Is Call Me By Your Name Queer?

Thinking more about a post I made yesterday over on FB about the new queer film, Sublet, and it led me back to my complicated reaction to Call Me By Your Name. Which I enjoyed when I first saw it, but have cooled on since then. Because, for while it does feature around two men who fall in love and have man sex, I don’t think of it as a queer film at all. The book was written by a straight guy, the film was directed by a straight guy. And the lead actors were two straight guys. But more than that, the relationship literally comes out of nowhere. And that doesn’t jibe at all with what queerness is to me. My queerness was there pretty much from birth. I was never really in the closet as much as I was in denial. I took shit from other kids and other grownups my whole life. For the things I enjoyed, the way I talked, for just existing. I knew there was something different early on. It was there in how I identified more with women characters than little boys were supposed to.
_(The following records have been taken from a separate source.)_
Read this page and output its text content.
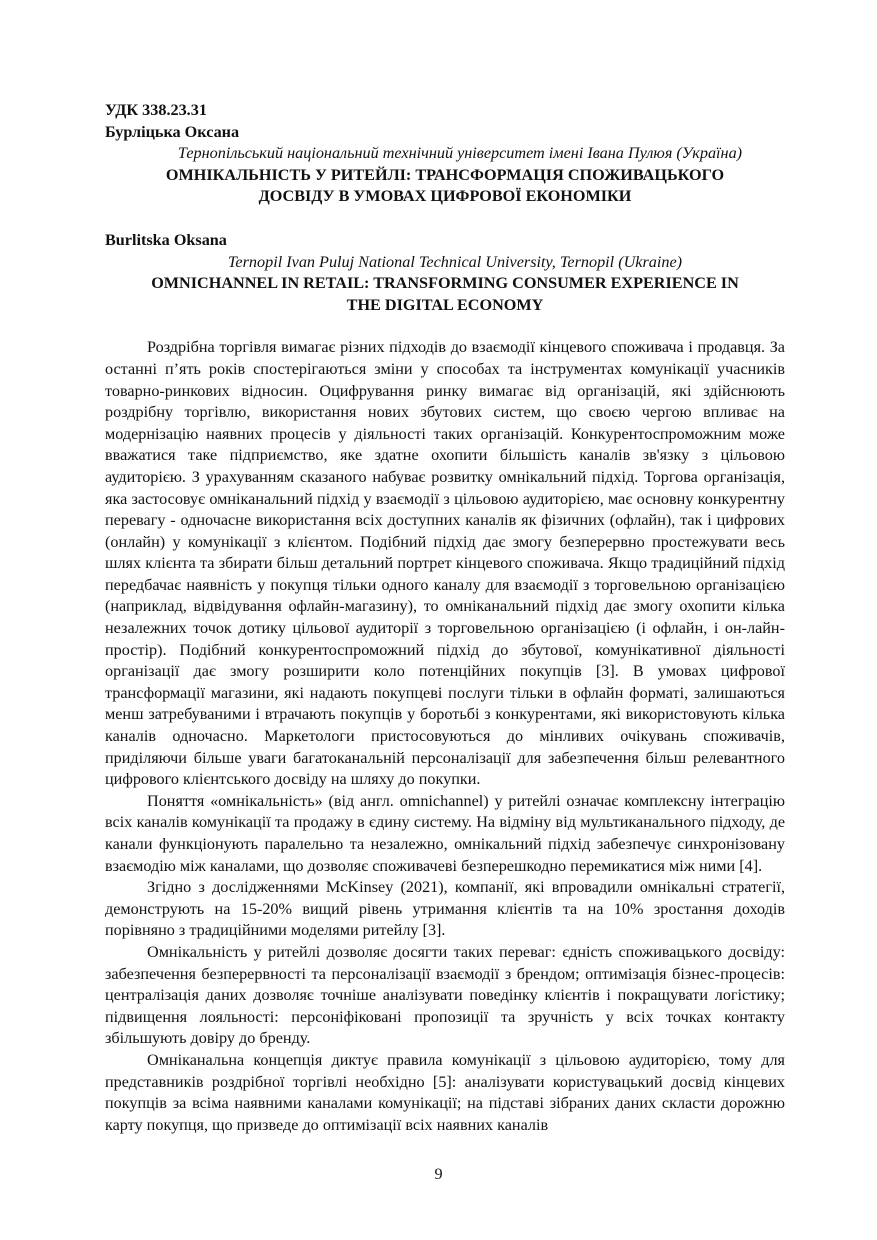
УДК 338.23.31
Бурліцька Оксана
Тернопільський національний технічний університет імені Івана Пулюя (Україна)
ОМНІКАЛЬНІСТЬ У РИТЕЙЛІ: ТРАНСФОРМАЦІЯ СПОЖИВАЦЬКОГО
ДОСВІДУ В УМОВАХ ЦИФРОВОЇ ЕКОНОМІКИ
Burlitska Oksana
Ternopil Ivan Puluj National Technical University, Ternopil (Ukraine)
OMNICHANNEL IN RETAIL: TRANSFORMING CONSUMER EXPERIENCE IN
THE DIGITAL ECONOMY

Роздрібна торгівля вимагає різних підходів до взаємодії кінцевого споживача і продавця. За останні п’ять років спостерігаються зміни у способах та інструментах комунікації учасників товарно-ринкових відносин. Оцифрування ринку вимагає від організацій, які здійснюють роздрібну торгівлю, використання нових збутових систем, що своєю чергою впливає на модернізацію наявних процесів у діяльності таких організацій. Конкурентоспроможним може вважатися таке підприємство, яке здатне охопити більшість каналів зв'язку з цільовою аудиторією. З урахуванням сказаного набуває розвитку омнікальний підхід. Торгова організація, яка застосовує омніканальний підхід у взаємодії з цільовою аудиторією, має основну конкурентну перевагу - одночасне використання всіх доступних каналів як фізичних (офлайн), так і цифрових (онлайн) у комунікації з клієнтом. Подібний підхід дає змогу безперервно простежувати весь шлях клієнта та збирати більш детальний портрет кінцевого споживача. Якщо традиційний підхід передбачає наявність у покупця тільки одного каналу для взаємодії з торговельною організацією (наприклад, відвідування офлайн-магазину), то омніканальний підхід дає змогу охопити кілька незалежних точок дотику цільової аудиторії з торговельною організацією (і офлайн, і он-лайн-простір). Подібний конкурентоспроможний підхід до збутової, комунікативної діяльності організації дає змогу розширити коло потенційних покупців [3]. В умовах цифрової трансформації магазини, які надають покупцеві послуги тільки в офлайн форматі, залишаються менш затребуваними і втрачають покупців у боротьбі з конкурентами, які використовують кілька каналів одночасно. Маркетологи пристосовуються до мінливих очікувань споживачів, приділяючи більше уваги багатоканальній персоналізації для забезпечення більш релевантного цифрового клієнтського досвіду на шляху до покупки.

Поняття «омнікальність» (від англ. omnichannel) у ритейлі означає комплексну інтеграцію всіх каналів комунікації та продажу в єдину систему. На відміну від мультиканального підходу, де канали функціонують паралельно та незалежно, омнікальний підхід забезпечує синхронізовану взаємодію між каналами, що дозволяє споживачеві безперешкодно перемикатися між ними [4].

Згідно з дослідженнями McKinsey (2021), компанії, які впровадили омнікальні стратегії, демонструють на 15-20% вищий рівень утримання клієнтів та на 10% зростання доходів порівняно з традиційними моделями ритейлу [3].

Омнікальність у ритейлі дозволяє досягти таких переваг: єдність споживацького досвіду: забезпечення безперервності та персоналізації взаємодії з брендом; оптимізація бізнес-процесів: централізація даних дозволяє точніше аналізувати поведінку клієнтів і покращувати логістику; підвищення лояльності: персоніфіковані пропозиції та зручність у всіх точках контакту збільшують довіру до бренду.

Омніканальна концепція диктує правила комунікації з цільовою аудиторією, тому для представників роздрібної торгівлі необхідно [5]: аналізувати користувацький досвід кінцевих покупців за всіма наявними каналами комунікації; на підставі зібраних даних скласти дорожню карту покупця, що призведе до оптимізації всіх наявних каналів

9
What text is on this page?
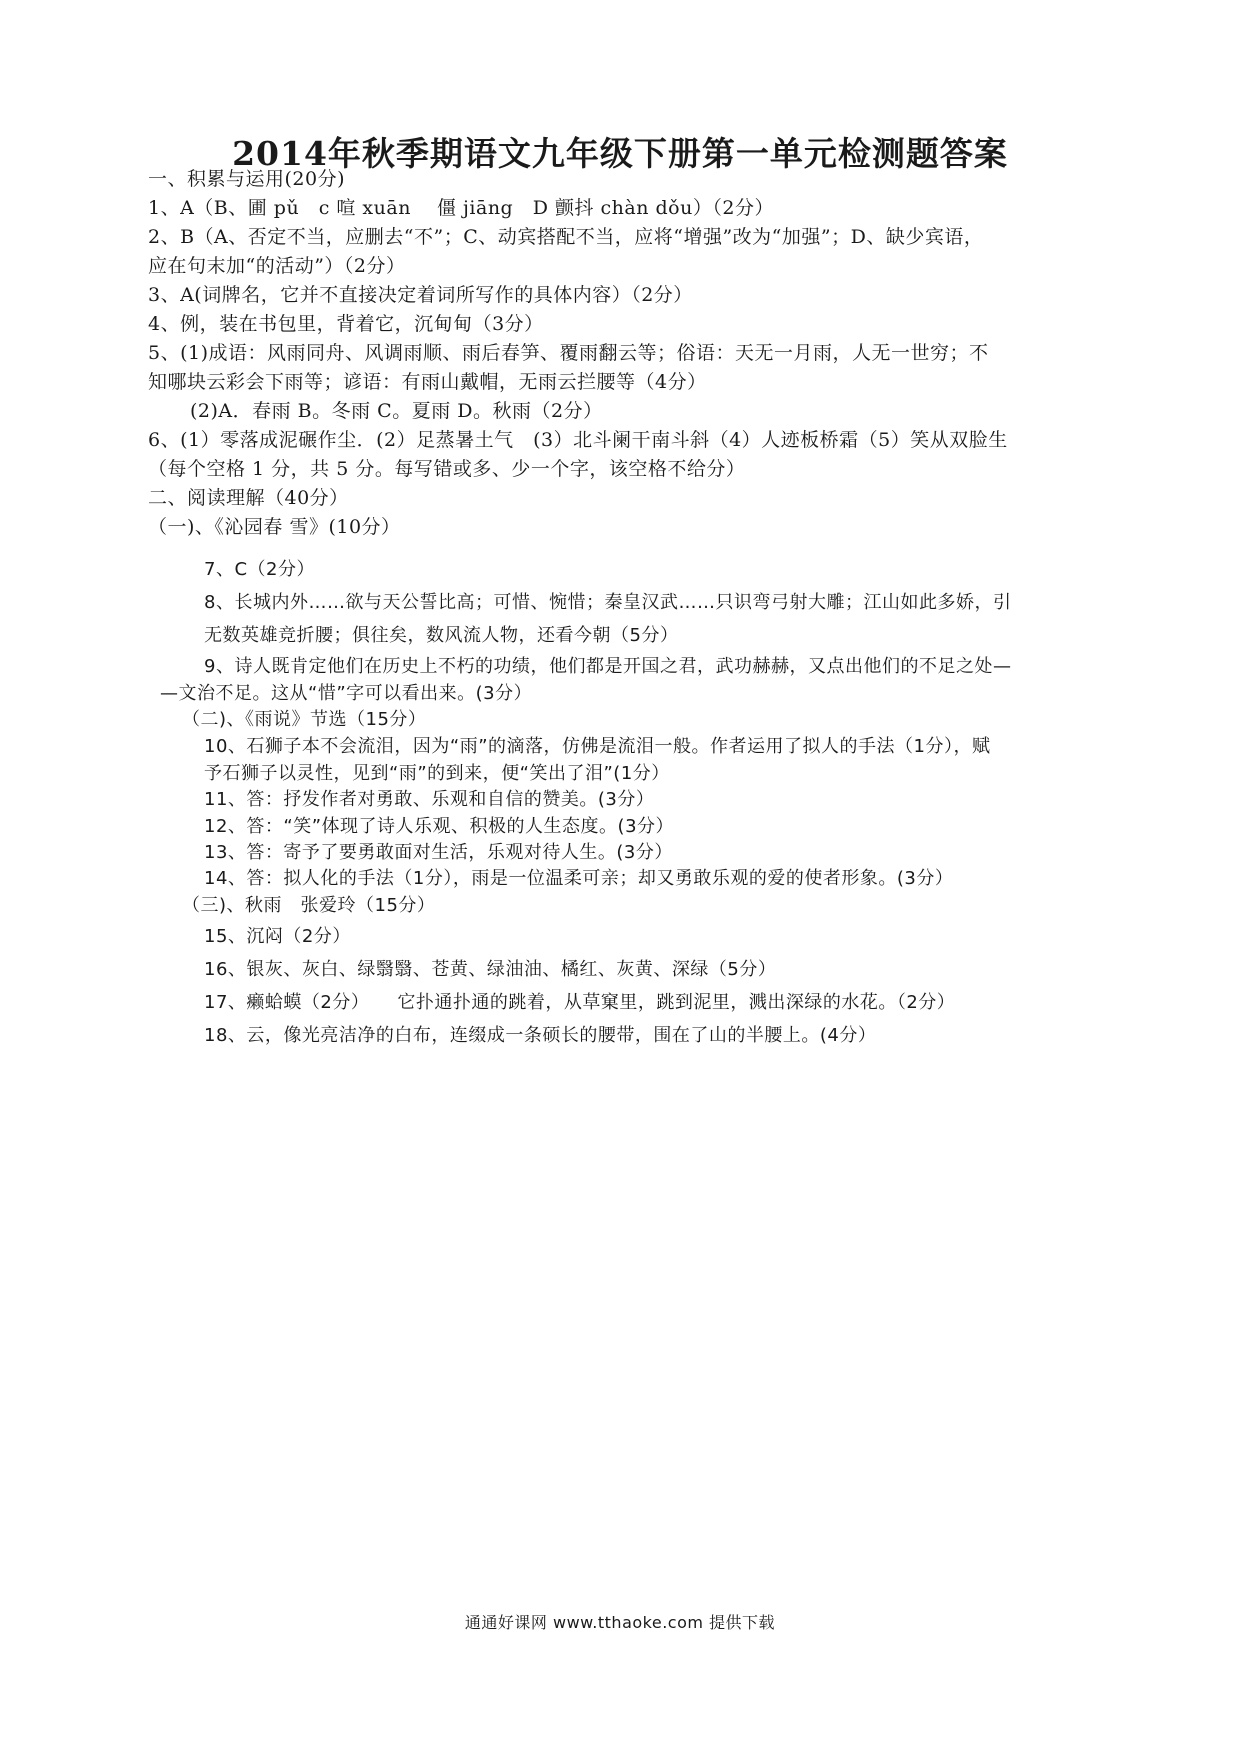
2014年秋季期语文九年级下册第一单元检测题答案
一、积累与运用(20分)
1、A（B、圃 pǔ　c 喧 xuān　 僵 jiāng　D 颤抖 chàn dǒu）（2分）
2、B（A、否定不当，应删去“不”；C、动宾搭配不当，应将“增强”改为“加强”；D、缺少宾语，
应在句末加“的活动”）（2分）
3、A(词牌名，它并不直接决定着词所写作的具体内容）（2分）
4、例，装在书包里，背着它，沉甸甸（3分）
5、(1)成语：风雨同舟、风调雨顺、雨后春笋、覆雨翻云等；俗语：天无一月雨，人无一世穷；不
知哪块云彩会下雨等；谚语：有雨山戴帽，无雨云拦腰等（4分）
(2)A．春雨 B。冬雨 C。夏雨 D。秋雨（2分）
6、(1）零落成泥碾作尘．(2）足蒸暑土气　(3）北斗阑干南斗斜（4）人迹板桥霜（5）笑从双脸生
（每个空格 1 分，共 5 分。每写错或多、少一个字，该空格不给分）
二、阅读理解（40分）
（一)、《沁园春 雪》(10分）
7、C（2分）
8、长城内外……欲与天公誓比高；可惜、惋惜；秦皇汉武……只识弯弓射大雕；江山如此多娇，引
无数英雄竞折腰；俱往矣，数风流人物，还看今朝（5分）
9、诗人既肯定他们在历史上不朽的功绩，他们都是开国之君，武功赫赫，又点出他们的不足之处—
—文治不足。这从“惜”字可以看出来。(3分）
（二)、《雨说》节选（15分）
10、石狮子本不会流泪，因为“雨”的滴落，仿佛是流泪一般。作者运用了拟人的手法（1分），赋
予石狮子以灵性，见到“雨”的到来，便“笑出了泪”(1分）
11、答：抒发作者对勇敢、乐观和自信的赞美。(3分）
12、答：“笑”体现了诗人乐观、积极的人生态度。(3分）
13、答：寄予了要勇敢面对生活，乐观对待人生。(3分）
14、答：拟人化的手法（1分），雨是一位温柔可亲；却又勇敢乐观的爱的使者形象。(3分）
（三)、秋雨　张爱玲（15分）
15、沉闷（2分）
16、银灰、灰白、绿翳翳、苍黄、绿油油、橘红、灰黄、深绿（5分）
17、癞蛤蟆（2分）　　它扑通扑通的跳着，从草窠里，跳到泥里，溅出深绿的水花。（2分）
18、云，像光亮洁净的白布，连缀成一条硕长的腰带，围在了山的半腰上。(4分）
通通好课网 www.tthaoke.com 提供下载
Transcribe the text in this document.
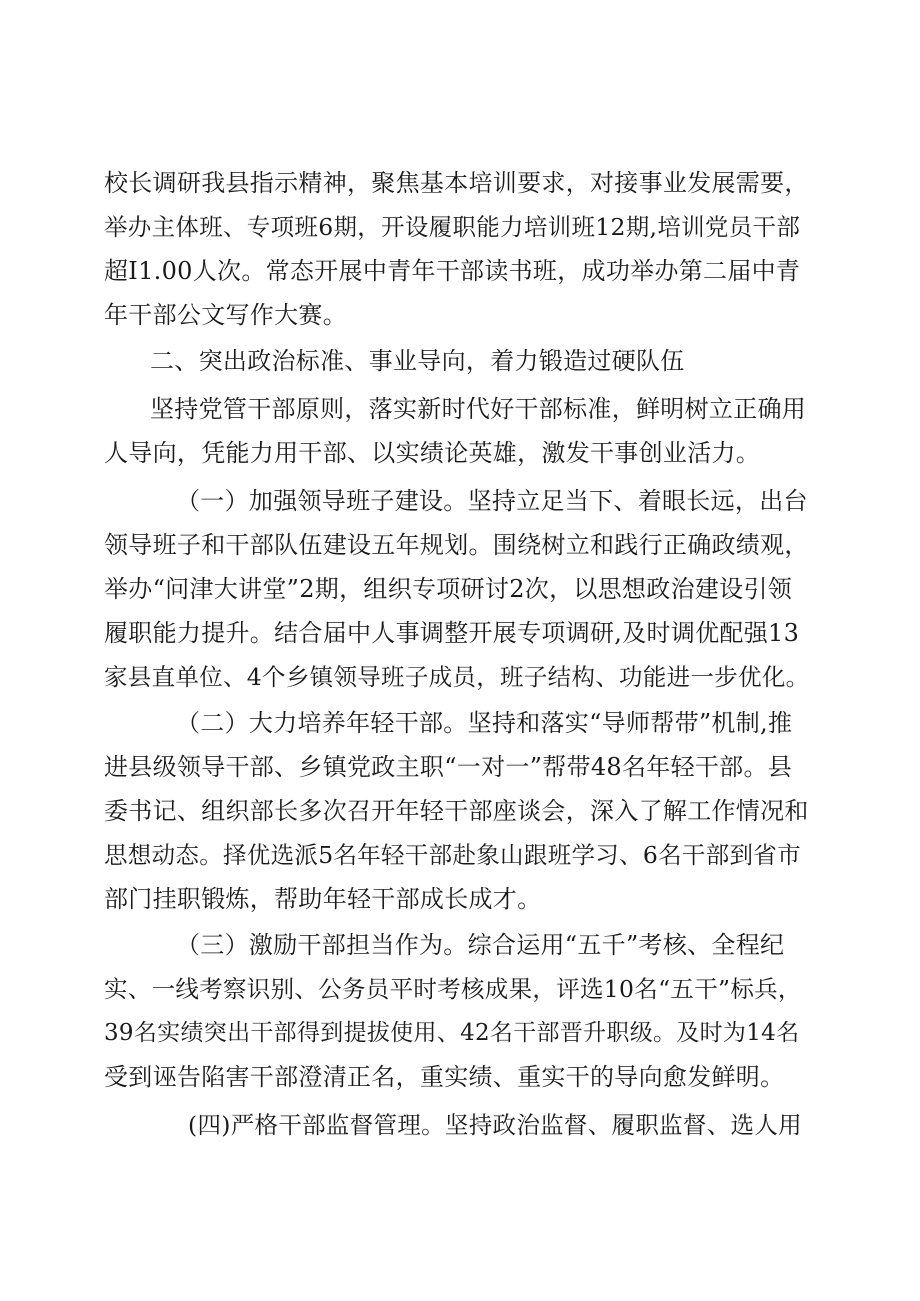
校长调研我县指示精神，聚焦基本培训要求，对接事业发展需要，
举办主体班、专项班6期，开设履职能力培训班12期,培训党员干部
超I1.00人次。常态开展中青年干部读书班，成功举办第二届中青
年干部公文写作大赛。
二、突出政治标准、事业导向，着力锻造过硬队伍
坚持党管干部原则，落实新时代好干部标准，鲜明树立正确用
人导向，凭能力用干部、以实绩论英雄，激发干事创业活力。
（一）加强领导班子建设。坚持立足当下、着眼长远，出台
领导班子和干部队伍建设五年规划。围绕树立和践行正确政绩观，
举办“问津大讲堂”2期，组织专项研讨2次，以思想政治建设引领
履职能力提升。结合届中人事调整开展专项调研,及时调优配强13
家县直单位、4个乡镇领导班子成员，班子结构、功能进一步优化。
（二）大力培养年轻干部。坚持和落实“导师帮带”机制,推
进县级领导干部、乡镇党政主职“一对一”帮带48名年轻干部。县
委书记、组织部长多次召开年轻干部座谈会，深入了解工作情况和
思想动态。择优选派5名年轻干部赴象山跟班学习、6名干部到省市
部门挂职锻炼，帮助年轻干部成长成才。
（三）激励干部担当作为。综合运用“五千”考核、全程纪
实、一线考察识别、公务员平时考核成果，评选10名“五干”标兵，
39名实绩突出干部得到提拔使用、42名干部晋升职级。及时为14名
受到诬告陷害干部澄清正名，重实绩、重实干的导向愈发鲜明。
(四)严格干部监督管理。坚持政治监督、履职监督、选人用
It suffused everything I was. I was even physically assaulted for it, though, thankfully, not severely. My queer identity has evolved in the ways I understand it, but it has literally always been there.

Call Me By Your Name has what they want us to believe is a grand passion literally come out of nowhere. Two “straight acting” (yes, I hate that phrase too) men, who have never thought of loving another man for even an instant fall in love.

Okay. I guess. But I want movies and stories from people who lived queerness. Who fought for it, bled for it. Lived it with every fibre of their being. Who have gone through it and are finding a way to navigate the world and their relationships and all the ways that queerness informs one’s very being. And I’m unsure most of the time if straight creators have the knowledge and equipment to tell those stories properly. I want more queer creators telling queer stories in more queer ways.

I would never shame an actor for taking a role. Acting is what they do, how they pay the bills, and it’s a fickle career that can end at any time. (unless we’re talking trans roles. No cis actors in trans roles. That promotes the stereotypes and attitudes that hurt trans people.) I just want the industry to give more and more voice and opportunities to queer voices.

Our stories matter. And how they are told, and by whom, is crucial to them being told well.